As we walked past Porters heading towards the car, Courtney on the front porch saw us and asked us what we thought of the bay. Admiring her congeniality and friendliness, we answered that the bay was beautiful, with which she agreed, and she wished us well as we departed, completely taken aback by the friendliness this small Long Island village had to offer us tonight.
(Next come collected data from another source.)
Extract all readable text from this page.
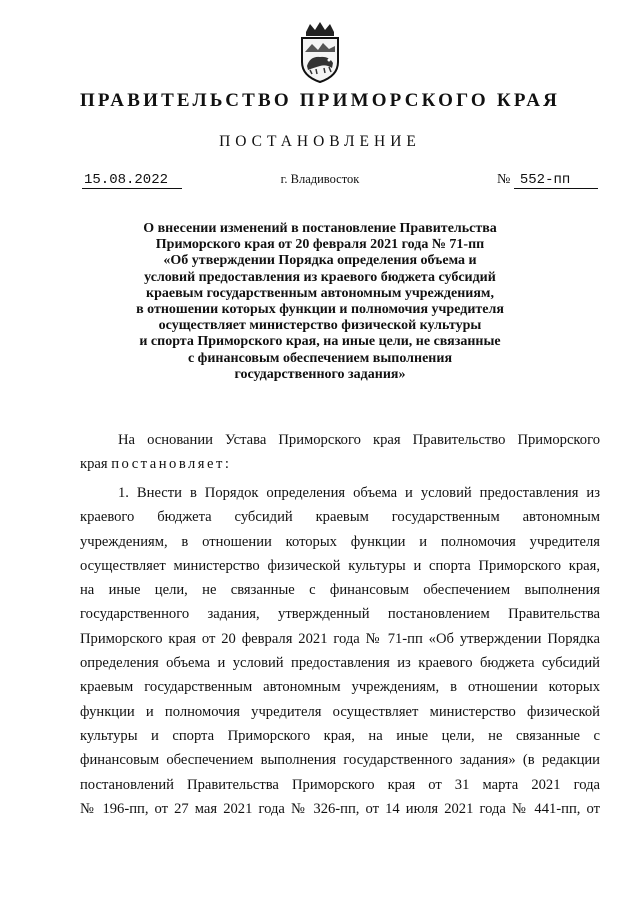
ПРАВИТЕЛЬСТВО ПРИМОРСКОГО КРАЯ
ПОСТАНОВЛЕНИЕ
15.08.2022	г. Владивосток	№ 552-пп
О внесении изменений в постановление Правительства
Приморского края от 20 февраля 2021 года № 71-пп
«Об утверждении Порядка определения объема и
условий предоставления из краевого бюджета субсидий
краевым государственным автономным учреждениям,
в отношении которых функции и полномочия учредителя
осуществляет министерство физической культуры
и спорта Приморского края, на иные цели, не связанные
с финансовым обеспечением выполнения
государственного задания»
На основании Устава Приморского края Правительство Приморского
края постановляет:
1. Внести в Порядок определения объема и условий предоставления из
краевого бюджета субсидий краевым государственным автономным
учреждениям, в отношении которых функции и полномочия учредителя
осуществляет министерство физической культуры и спорта Приморского края,
на иные цели, не связанные с финансовым обеспечением выполнения
государственного задания, утвержденный постановлением Правительства
Приморского края от 20 февраля 2021 года № 71-пп «Об утверждении Порядка
определения объема и условий предоставления из краевого бюджета субсидий
краевым государственным автономным учреждениям, в отношении которых
функции и полномочия учредителя осуществляет министерство физической
культуры и спорта Приморского края, на иные цели, не связанные с
финансовым обеспечением выполнения государственного задания» (в редакции
постановлений Правительства Приморского края от 31 марта 2021 года
№ 196-пп, от 27 мая 2021 года № 326-пп, от 14 июля 2021 года № 441-пп, от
Further on down South Country Road in Brookhaven is Painters Restaurant and Bar. The entire high-ceiling venue is filled with paintings on the walls, murals depicting headless men and women, unknown portraits of men, landscapes and abstracts. The frog-in-throat bartender informed us, as if my sweat glands hadn't already picked up on the fact, that the air conditioning was broken, as were their taps (which was a disappointing blow, since they had the elusive Delirium Tremens on its pink elephant tap). Dripping sweat, we sat at the bar through one bottled drink, observing the paintings and the company of an old man reading a magazine drinking red wine, and two men eating each other's pasta, being recognized by the woman at the other end of the bar. Painters is an interesting bar, and I would have liked to stay for open mic night, but I could not take the heat, so back to the road we went.

Hopping on Montauk Highway for a minute, then a stint on Horseblock Road in Brookhaven, and quickly off to Rocky Point-Yaphank Road, we passed Lower Lake and turned onto Main Street in Yaphank, where we found the Black Rock Tavern. A quick digression about the Main Street of Yaphank: picture a T-intersection with a refurbished 1950s-era Shell station on the left-hand corner. Maybe a storefront on your right. That's it. Small post office and one Washington Mutual later, and you are out of downtown Yaphank, a town sequestered in the geographical center of Long Island, which was first settled in 1726, and which is now very proud of its historical heritage. The Black Rock Tavern plays into the heritage of this country more than the tiny town that inhabits it, with license plates on the walls from all different states (Montana and South Dakota right in front of us and spurring conversation amidst our dollar beers), baseballs bordering the walls, with artifacts like a mitt and boxing punching bag everywhere you look. The downfall with this old western-style tavern was the beat-bumping dance music that was flowing nonstop from the jukebox and which drove most of the customers from the place. Definitely a different style Long Island bar worth checking out, however. I have hiked the trails around Yaphank before, some part of the Paumanok Path, and the lakes and rivers that surround the town are beautiful, so knowing about the Black Rock Tavern will be helpful for a respite or day trip out to eastern Brookhaven Town, where the amount of small villages and friendly inhabitants is more numerous than previously thought.

2 comments:

Anonymous said...

I guess you haven't been to the black rock for the drive-by shootings, police raids or the hourly brawls Other than that I guess it is a quaint place to spend a day

Anonymous said...

when you say black rock what exactly are you talking about, I just curious?